There can be many reasons for making an Ampersand model. Just a few examples are:
You want to study the conceptual structure of something, to gain a better understanding or to acquire the jargon of a topic. Business analysts do it when starting on a new assignment. In a new environment with new people, unknown habits and a lot of catching up to do, they pick some documentation, courseware, legislature or other jargon-laden documentation and make an Ampersand model. Making sense of piles of new material goes much faster if you try to make an Ampersand model on the side.
You want to design persistent store (a database) for use in an application. You make a model of the data, the rules and make one service for every service your store provides.
You want to detect flaws in an architecture. Make an ampersand model of that architecture, and model every rule you want checked. Populate your model with data from the real architecture, and you can measure every flaw as it occurs.
Your build-team wants clear working instructions, but there is no time to make a functional specification. You make your Ampersand model and derive the work instructions from the functional specification and the prototype that you have made.
You need correct software.
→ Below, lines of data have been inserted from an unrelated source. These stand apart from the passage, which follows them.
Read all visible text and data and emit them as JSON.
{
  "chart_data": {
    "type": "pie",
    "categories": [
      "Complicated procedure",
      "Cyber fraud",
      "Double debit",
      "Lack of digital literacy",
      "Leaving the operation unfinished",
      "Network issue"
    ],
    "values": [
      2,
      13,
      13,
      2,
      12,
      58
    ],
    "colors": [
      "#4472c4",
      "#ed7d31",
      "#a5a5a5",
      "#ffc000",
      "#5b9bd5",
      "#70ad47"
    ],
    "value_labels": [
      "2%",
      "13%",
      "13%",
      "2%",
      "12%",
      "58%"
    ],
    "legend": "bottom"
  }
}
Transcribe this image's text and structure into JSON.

Develop your software in Ampersand and use the rules to establish correctness.
Your assignment is to cleanse a polluted database. Try to find the rules that define what clean data is, and run your data through Ampersand.
This chapter about modeling discusses different ways of using Ampersand. Each section serves a different purpose (e.g. how to make a data model, how to make a legal analysis, etc.), using the same tool (Ampersand). These sections can be used as study material.
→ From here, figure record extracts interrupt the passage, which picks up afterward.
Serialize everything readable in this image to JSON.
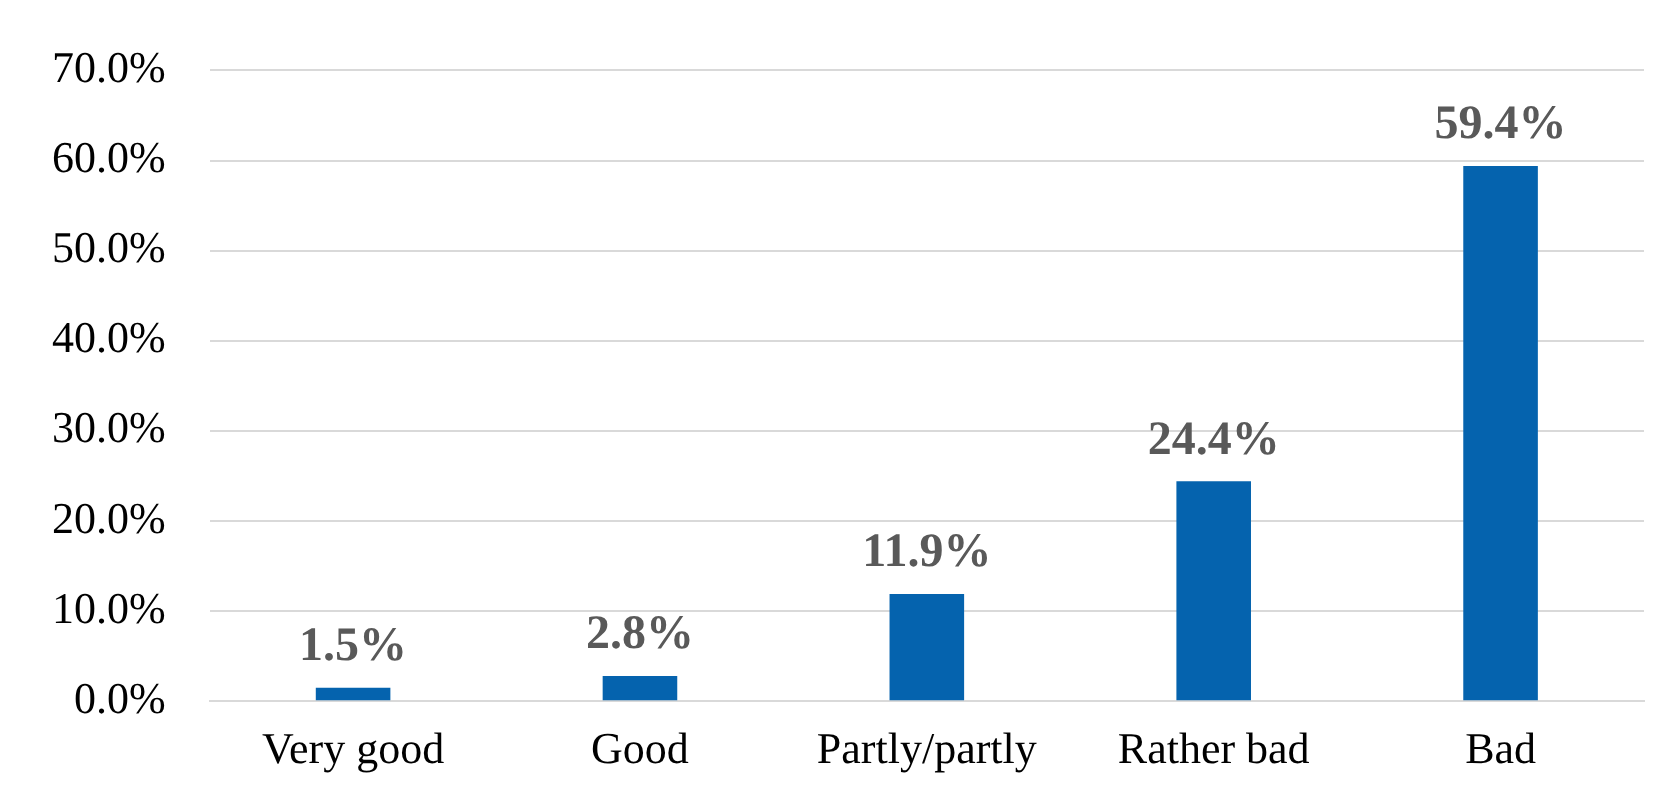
{
  "chart_data": {
    "type": "bar",
    "categories": [
      "Very good",
      "Good",
      "Partly/partly",
      "Rather bad",
      "Bad"
    ],
    "values": [
      1.5,
      2.8,
      11.9,
      24.4,
      59.4
    ],
    "value_labels": [
      "1.5%",
      "2.8%",
      "11.9%",
      "24.4%",
      "59.4%"
    ],
    "color": "#0563ae",
    "ylim": [
      0,
      70
    ],
    "yticks": [
      {
        "value": 0,
        "label": "0.0%"
      },
      {
        "value": 10,
        "label": "10.0%"
      },
      {
        "value": 20,
        "label": "20.0%"
      },
      {
        "value": 30,
        "label": "30.0%"
      },
      {
        "value": 40,
        "label": "40.0%"
      },
      {
        "value": 50,
        "label": "50.0%"
      },
      {
        "value": 60,
        "label": "60.0%"
      },
      {
        "value": 70,
        "label": "70.0%"
      }
    ],
    "grid": "y",
    "legend": false
  }
}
The ways of using Ampersand are not exhaustive. There are most certainly other reasons for making an Ampersand model, because a good conceptual analysis precedes practically every problem that is worth solving.
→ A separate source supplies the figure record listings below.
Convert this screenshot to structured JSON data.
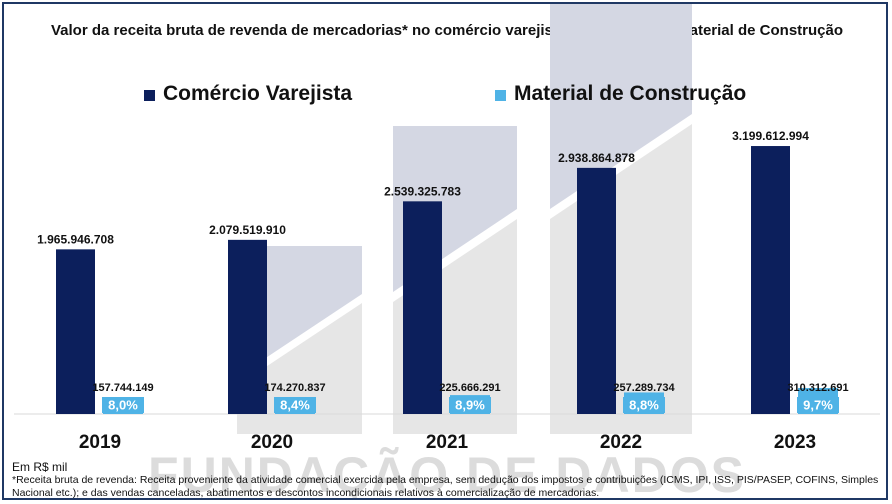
{
  "title": "Valor da receita bruta de revenda de mercadorias* no comércio varejista Brasil x varejo Material de Construção",
  "legend": [
    {
      "label": "Comércio Varejista",
      "color": "#0c1f5c"
    },
    {
      "label": "Material de Construção",
      "color": "#4fb3e6"
    }
  ],
  "watermark": "FUNDAÇÃO DE DADOS",
  "unit_note": "Em R$ mil",
  "footnote": "*Receita bruta de revenda: Receita proveniente da atividade comercial exercida pela empresa, sem dedução dos impostos e contribuições (ICMS, IPI, ISS, PIS/PASEP, COFINS, Simples Nacional etc.); e das vendas canceladas, abatimentos e descontos incondicionais relativos à comercialização de mercadorias.",
  "chart_data": {
    "type": "bar",
    "categories": [
      "2019",
      "2020",
      "2021",
      "2022",
      "2023"
    ],
    "series": [
      {
        "name": "Comércio Varejista",
        "color": "#0c1f5c",
        "values": [
          1965946708,
          2079519910,
          2539325783,
          2938864878,
          3199612994
        ],
        "value_labels": [
          "1.965.946.708",
          "2.079.519.910",
          "2.539.325.783",
          "2.938.864.878",
          "3.199.612.994"
        ]
      },
      {
        "name": "Material de Construção",
        "color": "#4fb3e6",
        "values": [
          157744149,
          174270837,
          225666291,
          257289734,
          310312691
        ],
        "value_labels": [
          "157.744.149",
          "174.270.837",
          "225.666.291",
          "257.289.734",
          "310.312.691"
        ],
        "share_labels": [
          "8,0%",
          "8,4%",
          "8,9%",
          "8,8%",
          "9,7%"
        ]
      }
    ],
    "ylim": [
      0,
      3200000000
    ]
  }
}
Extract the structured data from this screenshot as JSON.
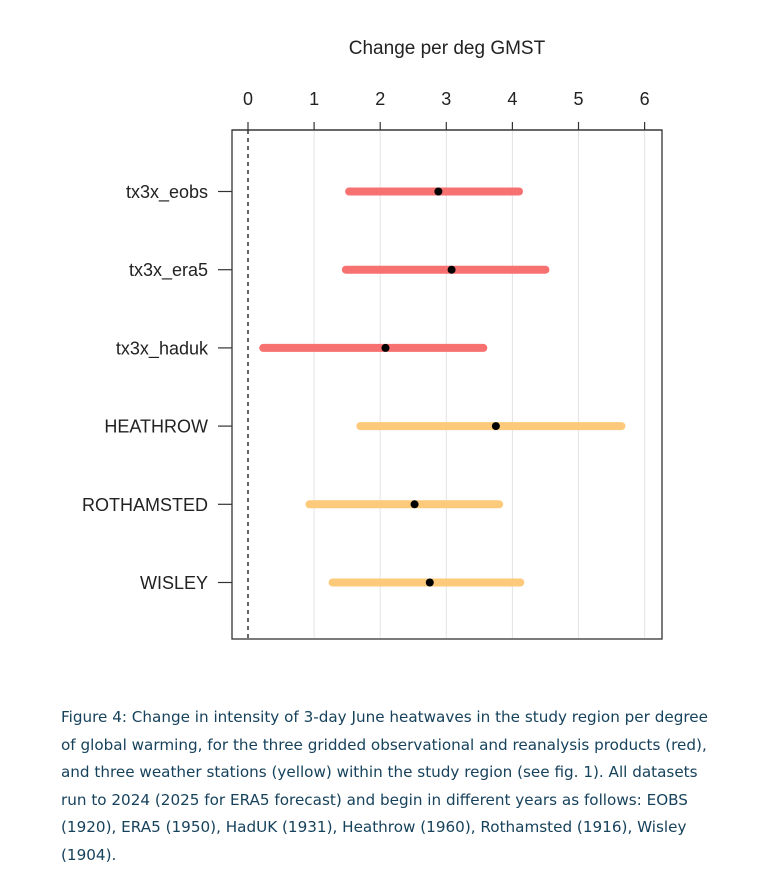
{
  "chart_data": {
    "type": "interval",
    "title": "Change per deg GMST",
    "xlim": [
      0,
      6
    ],
    "x_ticks": [
      "0",
      "1",
      "2",
      "3",
      "4",
      "5",
      "6"
    ],
    "reference_line": 0,
    "grid": "vertical",
    "categories": [
      "tx3x_eobs",
      "tx3x_era5",
      "tx3x_haduk",
      "HEATHROW",
      "ROTHAMSTED",
      "WISLEY"
    ],
    "series": [
      {
        "label": "tx3x_eobs",
        "estimate": 2.88,
        "lower": 1.53,
        "upper": 4.1,
        "color": "#f87171"
      },
      {
        "label": "tx3x_era5",
        "estimate": 3.08,
        "lower": 1.48,
        "upper": 4.5,
        "color": "#f87171"
      },
      {
        "label": "tx3x_haduk",
        "estimate": 2.08,
        "lower": 0.23,
        "upper": 3.56,
        "color": "#f87171"
      },
      {
        "label": "HEATHROW",
        "estimate": 3.75,
        "lower": 1.7,
        "upper": 5.65,
        "color": "#fdc97a"
      },
      {
        "label": "ROTHAMSTED",
        "estimate": 2.52,
        "lower": 0.93,
        "upper": 3.8,
        "color": "#fdc97a"
      },
      {
        "label": "WISLEY",
        "estimate": 2.75,
        "lower": 1.28,
        "upper": 4.12,
        "color": "#fdc97a"
      }
    ]
  },
  "caption": "Figure 4: Change in intensity of 3-day June heatwaves in the study region per degree of global warming, for the three gridded observational and reanalysis products (red), and three weather stations (yellow) within the study region (see fig. 1). All datasets run to 2024 (2025 for ERA5 forecast) and begin in different years as follows: EOBS (1920), ERA5 (1950), HadUK (1931), Heathrow (1960), Rothamsted (1916), Wisley (1904)."
}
An information system is modeled by designing every subsystem separately.
To specify an information system, take the following steps: 1. Agreement on the domain language; 2. Agreement on rules; 3. Validate rules; 4. Define services.
An ampersand model describes the rules, relations and concepts that define a business system. Using this specification, a software system can be built that can hold structured information as a set of facts. Based on the rules, the set of facts can be checked automatically to detect violations of rules.
In an Ampersand model, services can be defined too, enabling the definition of changes to the set of facts.